# Blum drawer slide layout question



## Neocleous (10 Mar 2020)

Hi all,

I have a couple of questions on laying out and marking for Blum drawer runners. 

I have a cabinet that I am going to fit three sets of slides to starting at the bottom and they are to be spaced evenly. I’ve worked out the distance between each pair of runners at 238mm. So far so good but this is where I’m a bit confused, I have the Blum drill guide for the runners but there is no point of reference for the vertical alignment of the jig unless I’ve missed something....?

How does everyone else vertically align their runners? Have I missed a trick?


----------



## Horsee1 (12 Mar 2020)

I've never used one of these jigs so probably not following the question but; if the bottom drawer runners are drilled with the jig flat on the base of the cabinet maybe you could cut up some strips at 238 and register the jig off these as you work your way up?

I've always used a series of packers, first resting on the cabinet base and then the drawer boxes as I've worked my way up the cabinet. It's not always 100% accurate but if you're using false fronts any slight discrepancy in height is lost behind these.


----------



## Neocleous (12 Mar 2020)

I thought about spacers it's just a bit of a hassle. The jig just sets the correct distance from the face and has the correct hole pattern, the issue I have with it is the holes aren't in the middle of the runner and the jig isn't the same height as the draw runner that attaches to the carcass so it is difficult to reference the bottom of the runner.


----------



## peter-harrison (12 Mar 2020)

I had one of those jigs, it was expensive and hard to use. I ended up making one- as in the picture. 

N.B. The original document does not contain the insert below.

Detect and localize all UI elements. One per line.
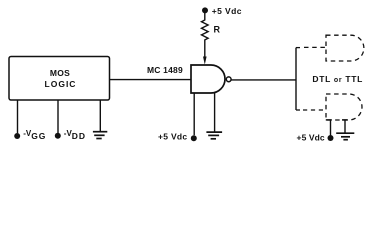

The ply piece is exactly twice as wide as the distance from the centre of the screw holes to the bottom of the runner, and the holes are in the middle and spaced accordingly. The bit of solid is dead square to the ply. The bits of thin ply and mdf tune the distance from the front of the cabinet. The holes are the right size for a push bit. To use it, you fix the bottom set of runners, usually by just resting the jig on the bottom of the cabinet, put the drawer in and attach its front (if it has a separate front) Make sure the drawer is level and the right height.
Then rest the jig on top of the drawer front and drill the next set of holes, and when you fix the front, rest it on the lower front with a couple of spacers to get the gap right. You can cramp it for security while drilling.
When you get to fix the the top drawer front you will have to pull out the drawer below and rest the top drawer front on it so as to be able to access the inside to fix it.


----------